O’Toole has also promised to repeal both bills and has voiced support for Canada’s oil and gas industry. He has been decidedly more cautious about his position toward the separatist elements of the Conservative’s Western base.
Just one day after the Maverick Party’s rally in Cayley, O’Toole was in Quebec City presenting voters with a 10-point promise to Quebec nationals, who he said would be fully supported within a Conservative government.
“All Quebec nationalists are welcome in the Conservative party,” he said . “It is your home.”
His promises largely mirrored some of the requests that have been tabled in the west, including a pledge to give Quebec more control over immigration, a single tax return, and a commitment to stay out of provincial policies like its secularism bill, which outlaws government workers from wearing religious symbols.
Western separatists, if given the chance, say they would potentially create a Western-specific police force, similar to the Sûreté du Québec, or push for looser gun restrictions through a provincial Chief Firearms Officer.
It remains unclear whether Albertans, angry as they may be, will be wiling to support a pair of parties currently polling at around five per cent, and who held no seats in the House of Commons during the last Parliamentary session.
Others say they fear vote-splitting — a worry that the Maverick Party has sought to address directly by running candidates only in ridings where the Tories are dominant. In the Foothills riding, for example, Conservative John Barlow won 82 per cent of the vote, while the second-place Liberal candidate won just 5.8 per cent.
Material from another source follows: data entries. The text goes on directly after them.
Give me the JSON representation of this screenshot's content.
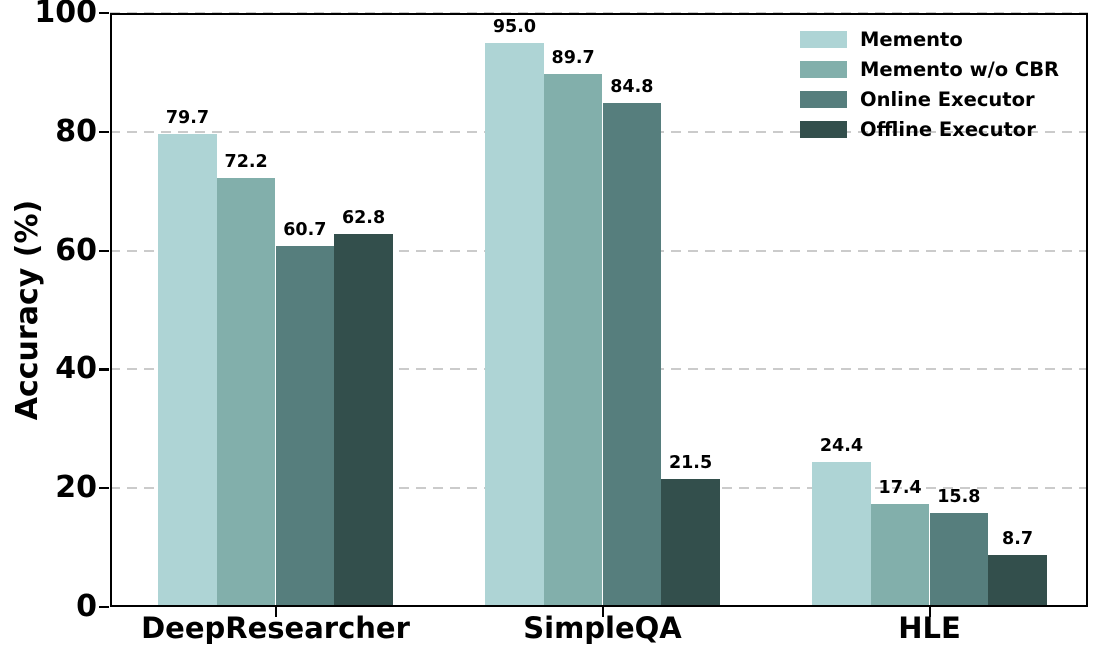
{
  "chart_data": {
    "type": "bar",
    "title": "",
    "xlabel": "",
    "ylabel": "Accuracy (%)",
    "ylim": [
      0,
      100
    ],
    "y_ticks": [
      0,
      20,
      40,
      60,
      80,
      100
    ],
    "grid": "horizontal dashed gray lines at each y tick",
    "legend_position": "upper-right, no frame",
    "frame": "full box frame with black spines",
    "categories": [
      "DeepResearcher",
      "SimpleQA",
      "HLE"
    ],
    "series": [
      {
        "name": "Memento",
        "color": "#AED4D5",
        "values": [
          79.7,
          95.0,
          24.4
        ]
      },
      {
        "name": "Memento w/o CBR",
        "color": "#82AFAB",
        "values": [
          72.2,
          89.7,
          17.4
        ]
      },
      {
        "name": "Online Executor",
        "color": "#567E7D",
        "values": [
          60.7,
          84.8,
          15.8
        ]
      },
      {
        "name": "Offline Executor",
        "color": "#334F4C",
        "values": [
          62.8,
          21.5,
          8.7
        ]
      }
    ],
    "bar_value_labels": [
      [
        "79.7",
        "72.2",
        "60.7",
        "62.8"
      ],
      [
        "95.0",
        "89.7",
        "84.8",
        "21.5"
      ],
      [
        "24.4",
        "17.4",
        "15.8",
        "8.7"
      ]
    ]
  }
}
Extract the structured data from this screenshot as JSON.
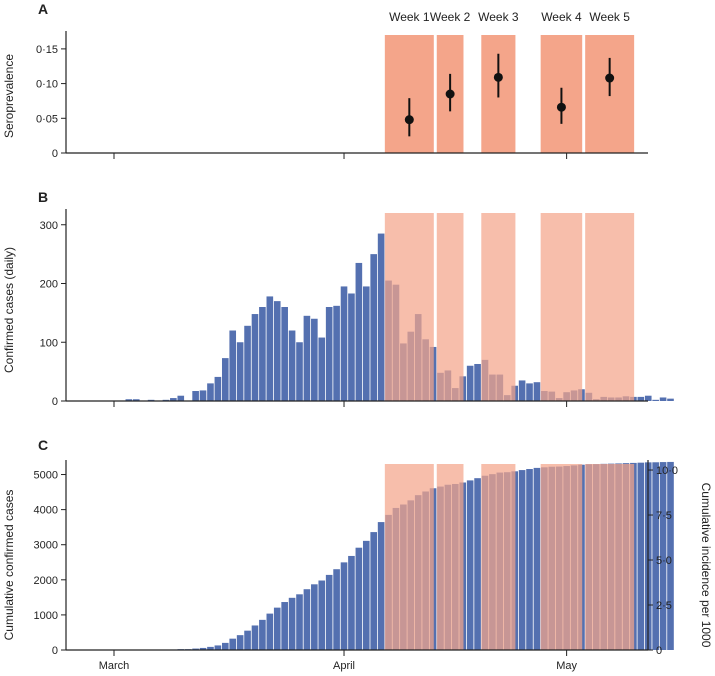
{
  "chart_data": [
    {
      "panel": "A",
      "type": "scatter",
      "ylabel": "Seroprevalence",
      "ylim": [
        0,
        0.17
      ],
      "yticks": [
        0,
        0.05,
        0.1,
        0.15
      ],
      "ytick_labels": [
        "0",
        "0·05",
        "0·10",
        "0·15"
      ],
      "weeks": [
        {
          "label": "Week 1",
          "start_day": 37,
          "end_day": 43,
          "value": 0.048,
          "ci": [
            0.024,
            0.079
          ]
        },
        {
          "label": "Week 2",
          "start_day": 44,
          "end_day": 47,
          "value": 0.085,
          "ci": [
            0.06,
            0.114
          ]
        },
        {
          "label": "Week 3",
          "start_day": 50,
          "end_day": 54,
          "value": 0.109,
          "ci": [
            0.08,
            0.143
          ]
        },
        {
          "label": "Week 4",
          "start_day": 58,
          "end_day": 63,
          "value": 0.066,
          "ci": [
            0.042,
            0.094
          ]
        },
        {
          "label": "Week 5",
          "start_day": 64,
          "end_day": 70,
          "value": 0.108,
          "ci": [
            0.082,
            0.137
          ]
        }
      ]
    },
    {
      "panel": "B",
      "type": "bar",
      "ylabel": "Confirmed cases (daily)",
      "ylim": [
        0,
        320
      ],
      "yticks": [
        0,
        100,
        200,
        300
      ],
      "ytick_labels": [
        "0",
        "100",
        "200",
        "300"
      ],
      "x_start_day": 2,
      "values": [
        3,
        3,
        0,
        2,
        0,
        2,
        5,
        9,
        0,
        17,
        18,
        30,
        41,
        73,
        120,
        100,
        128,
        148,
        160,
        178,
        170,
        160,
        120,
        100,
        145,
        140,
        108,
        160,
        162,
        195,
        183,
        235,
        195,
        250,
        285,
        205,
        198,
        98,
        118,
        148,
        105,
        92,
        48,
        52,
        22,
        42,
        60,
        63,
        70,
        45,
        45,
        10,
        26,
        35,
        30,
        32,
        17,
        16,
        5,
        15,
        18,
        20,
        14,
        3,
        7,
        6,
        6,
        8,
        7,
        7,
        9,
        2,
        6,
        4
      ]
    },
    {
      "panel": "C",
      "type": "bar",
      "ylabel": "Cumulative confirmed cases",
      "y2label": "Cumulative incidence per 1000",
      "ylim": [
        0,
        5300
      ],
      "yticks": [
        0,
        1000,
        2000,
        3000,
        4000,
        5000
      ],
      "ytick_labels": [
        "0",
        "1000",
        "2000",
        "3000",
        "4000",
        "5000"
      ],
      "y2ticks": [
        0,
        2.5,
        5.0,
        7.5,
        10.0
      ],
      "y2tick_labels": [
        "0",
        "2·5",
        "5·0",
        "7·5",
        "10·0"
      ],
      "y2_per_unit": 0.00195,
      "x_start_day": 2,
      "note": "values are the running total of panel B daily counts"
    }
  ],
  "xaxis": {
    "month_ticks": [
      {
        "label": "March",
        "day": 0
      },
      {
        "label": "April",
        "day": 31
      },
      {
        "label": "May",
        "day": 61
      }
    ]
  },
  "colors": {
    "bar": "#5470b0",
    "week_band": "#f4a58a",
    "bar_in_band": "#8a5f95",
    "axis": "#222222",
    "point": "#111111"
  }
}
The People’s Party of Canada, meanwhile, is currently running 249 candidates across the country.
The Mavericks have also sought to distinguish themselves from the PPC by steering away from more sensitive social issues like immigration and abortion, and have proposed a softer approach to separatism than its most hardcore supporters might desire.
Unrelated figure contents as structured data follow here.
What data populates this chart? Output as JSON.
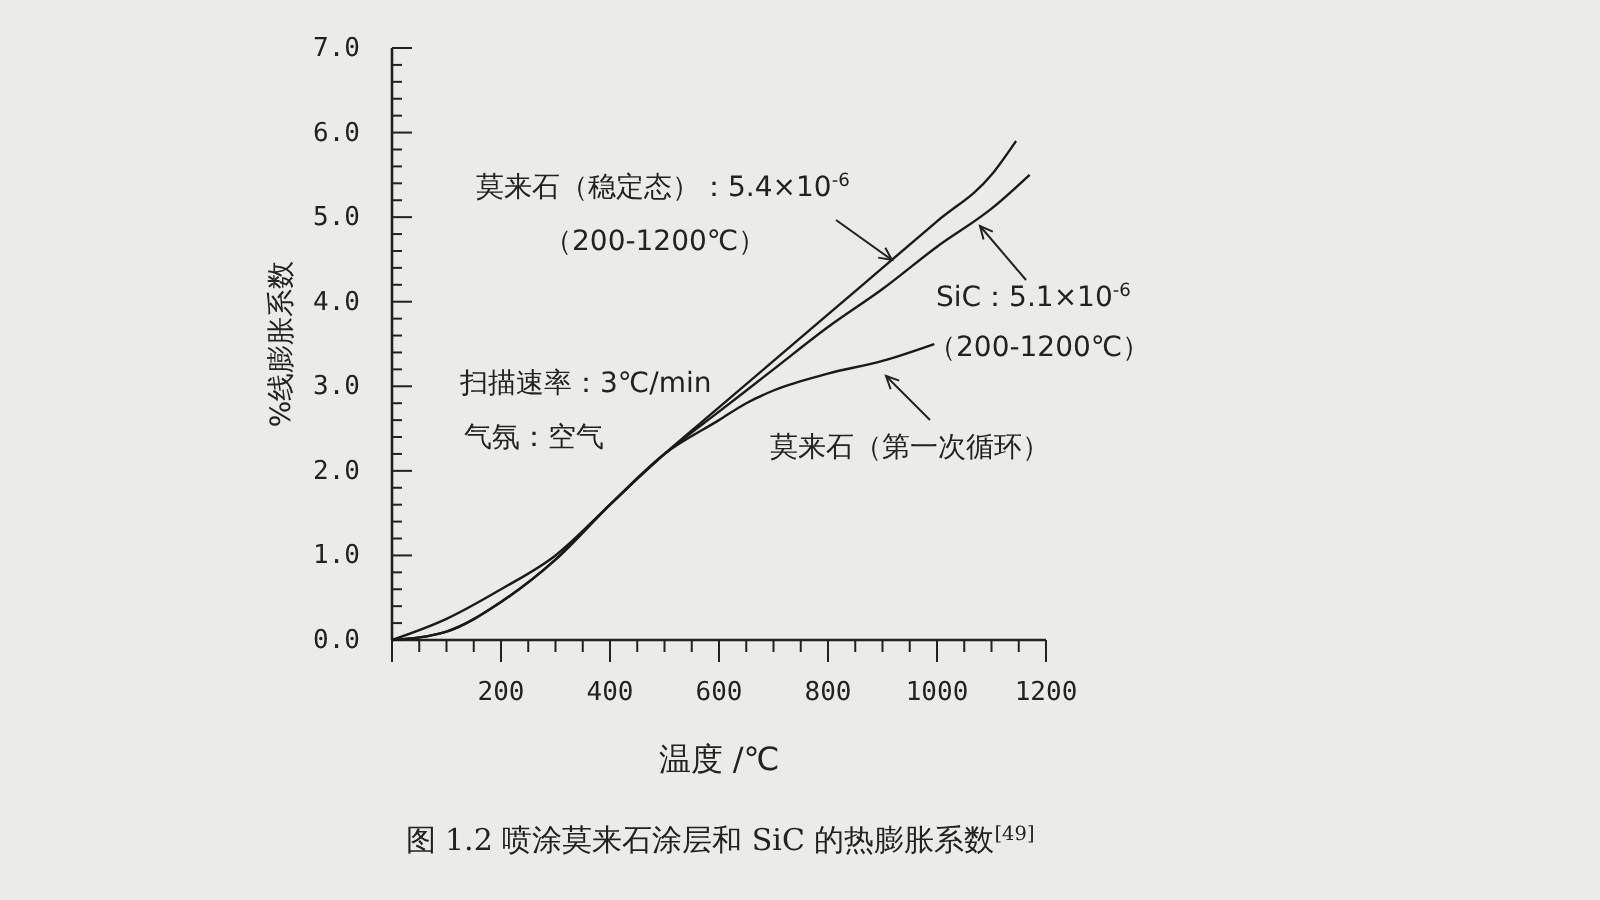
{
  "chart_data": {
    "type": "line",
    "title": "图 1.2 喷涂莫来石涂层和 SiC 的热膨胀系数$^{[49]}$",
    "xlabel": "温度 /℃",
    "ylabel": "%线膨胀系数",
    "xlim": [
      0,
      1200
    ],
    "ylim": [
      0,
      7
    ],
    "xticks": [
      {
        "value": 0,
        "label": null
      },
      {
        "value": 50,
        "label": null
      },
      {
        "value": 100,
        "label": null
      },
      {
        "value": 150,
        "label": null
      },
      200,
      {
        "value": 250,
        "label": null
      },
      {
        "value": 300,
        "label": null
      },
      {
        "value": 350,
        "label": null
      },
      400,
      {
        "value": 450,
        "label": null
      },
      {
        "value": 500,
        "label": null
      },
      {
        "value": 550,
        "label": null
      },
      600,
      {
        "value": 650,
        "label": null
      },
      {
        "value": 700,
        "label": null
      },
      {
        "value": 750,
        "label": null
      },
      800,
      {
        "value": 850,
        "label": null
      },
      {
        "value": 900,
        "label": null
      },
      {
        "value": 950,
        "label": null
      },
      1000,
      {
        "value": 1050,
        "label": null
      },
      {
        "value": 1100,
        "label": null
      },
      {
        "value": 1150,
        "label": null
      },
      1200
    ],
    "yticks": [
      {
        "value": 0,
        "label": "0.0"
      },
      {
        "value": 0.2,
        "label": null
      },
      {
        "value": 0.4,
        "label": null
      },
      {
        "value": 0.6,
        "label": null
      },
      {
        "value": 0.8,
        "label": null
      },
      {
        "value": 1,
        "label": "1.0"
      },
      {
        "value": 1.2,
        "label": null
      },
      {
        "value": 1.4,
        "label": null
      },
      {
        "value": 1.6,
        "label": null
      },
      {
        "value": 1.8,
        "label": null
      },
      {
        "value": 2,
        "label": "2.0"
      },
      {
        "value": 2.2,
        "label": null
      },
      {
        "value": 2.4,
        "label": null
      },
      {
        "value": 2.6,
        "label": null
      },
      {
        "value": 2.8,
        "label": null
      },
      {
        "value": 3,
        "label": "3.0"
      },
      {
        "value": 3.2,
        "label": null
      },
      {
        "value": 3.4,
        "label": null
      },
      {
        "value": 3.6,
        "label": null
      },
      {
        "value": 3.8,
        "label": null
      },
      {
        "value": 4,
        "label": "4.0"
      },
      {
        "value": 4.2,
        "label": null
      },
      {
        "value": 4.4,
        "label": null
      },
      {
        "value": 4.6,
        "label": null
      },
      {
        "value": 4.8,
        "label": null
      },
      {
        "value": 5,
        "label": "5.0"
      },
      {
        "value": 5.2,
        "label": null
      },
      {
        "value": 5.4,
        "label": null
      },
      {
        "value": 5.6,
        "label": null
      },
      {
        "value": 5.8,
        "label": null
      },
      {
        "value": 6,
        "label": "6.0"
      },
      {
        "value": 6.2,
        "label": null
      },
      {
        "value": 6.4,
        "label": null
      },
      {
        "value": 6.6,
        "label": null
      },
      {
        "value": 6.8,
        "label": null
      },
      {
        "value": 7,
        "label": "7.0"
      }
    ],
    "marker": "none",
    "line_style": "solid",
    "series": [
      {
        "color": "#1a1a1a",
        "x": [
          0,
          100,
          200,
          300,
          400,
          500,
          600,
          700,
          800,
          900,
          1000,
          1100,
          1145
        ],
        "values": [
          0,
          0.1,
          0.45,
          0.95,
          1.6,
          2.2,
          2.75,
          3.3,
          3.85,
          4.4,
          4.95,
          5.5,
          5.9
        ]
      },
      {
        "color": "#1a1a1a",
        "x": [
          0,
          100,
          200,
          300,
          400,
          500,
          600,
          700,
          800,
          900,
          1000,
          1100,
          1170
        ],
        "values": [
          0,
          0.25,
          0.6,
          1.0,
          1.6,
          2.2,
          2.7,
          3.2,
          3.7,
          4.15,
          4.65,
          5.1,
          5.5
        ]
      },
      {
        "color": "#1a1a1a",
        "x": [
          0,
          100,
          200,
          300,
          400,
          500,
          600,
          650,
          700,
          800,
          900,
          995
        ],
        "values": [
          0,
          0.1,
          0.45,
          0.95,
          1.6,
          2.2,
          2.6,
          2.8,
          2.95,
          3.15,
          3.3,
          3.5
        ]
      }
    ],
    "annotations": [
      "莫来石（稳定态）：5.4×10$^{-6}$",
      "（200-1200℃）",
      "SiC：5.1×10$^{-6}$",
      "（200-1200℃）",
      "莫来石（第一次循环）",
      "扫描速率：3℃/min",
      "气氛：空气"
    ]
  }
}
All 27 Maverick candidates have signed agreements stating that they would not table private member’s bills on the topic of abortion. They would be free to vote as they like if such a bill was presented by another party.
“We want to be as inclusive as possible,” Hill said.
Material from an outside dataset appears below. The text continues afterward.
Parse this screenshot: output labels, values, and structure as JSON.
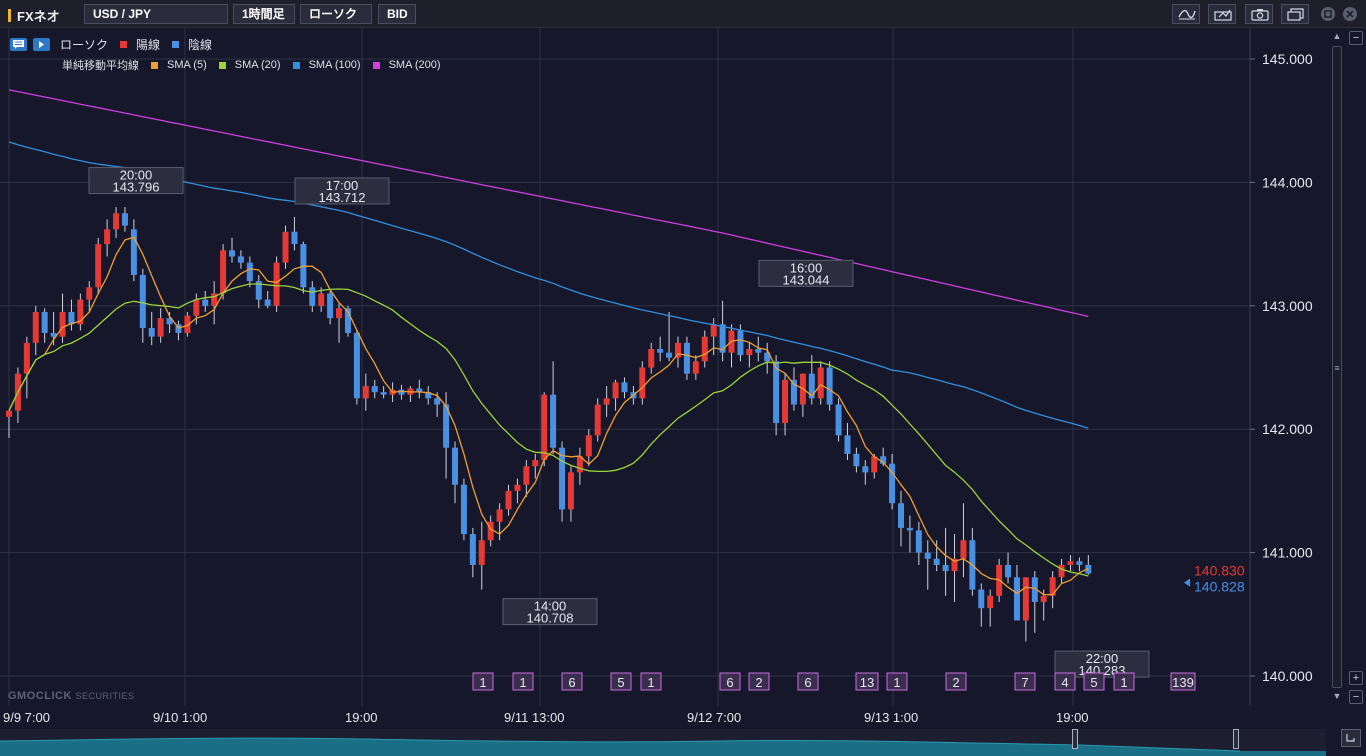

Rather than outright separation, the party proposes a so-called “two track” system, under which it would first put forward a series of smaller policy positions that would weaken Ottawa’s influence over the region and, according to the party, allow more autonomy for the West.
“Of course, there’s no procedure or mechanism to allow us to leave right now even if the majority supported that. So, somehow we have to bring along the majority of Westerners to the idea that we’ve tried everything possible to convince the rest of Canada to change.”
The Mavericks and PPC could be viewed as two factions of the now-defunct Reform Party, which was folded into the “big umbrella” Conservative Party in 2000. The PPC is more focused on fiscal restraint and social conservatism while the Mavericks are more strictly interested in constitutional issues and equalization.
Together they represent a conservative movement that has thus far struggled to establish itself in Canada’s parliamentary system. And seeing its own shortcomings, Hill said, they are now trying to model themselves after their sworn enemy: the Bloc Québécois and the province of Quebec.
“Who can realistically argue that the Bloc hasn’t been successful for the last 30 years?”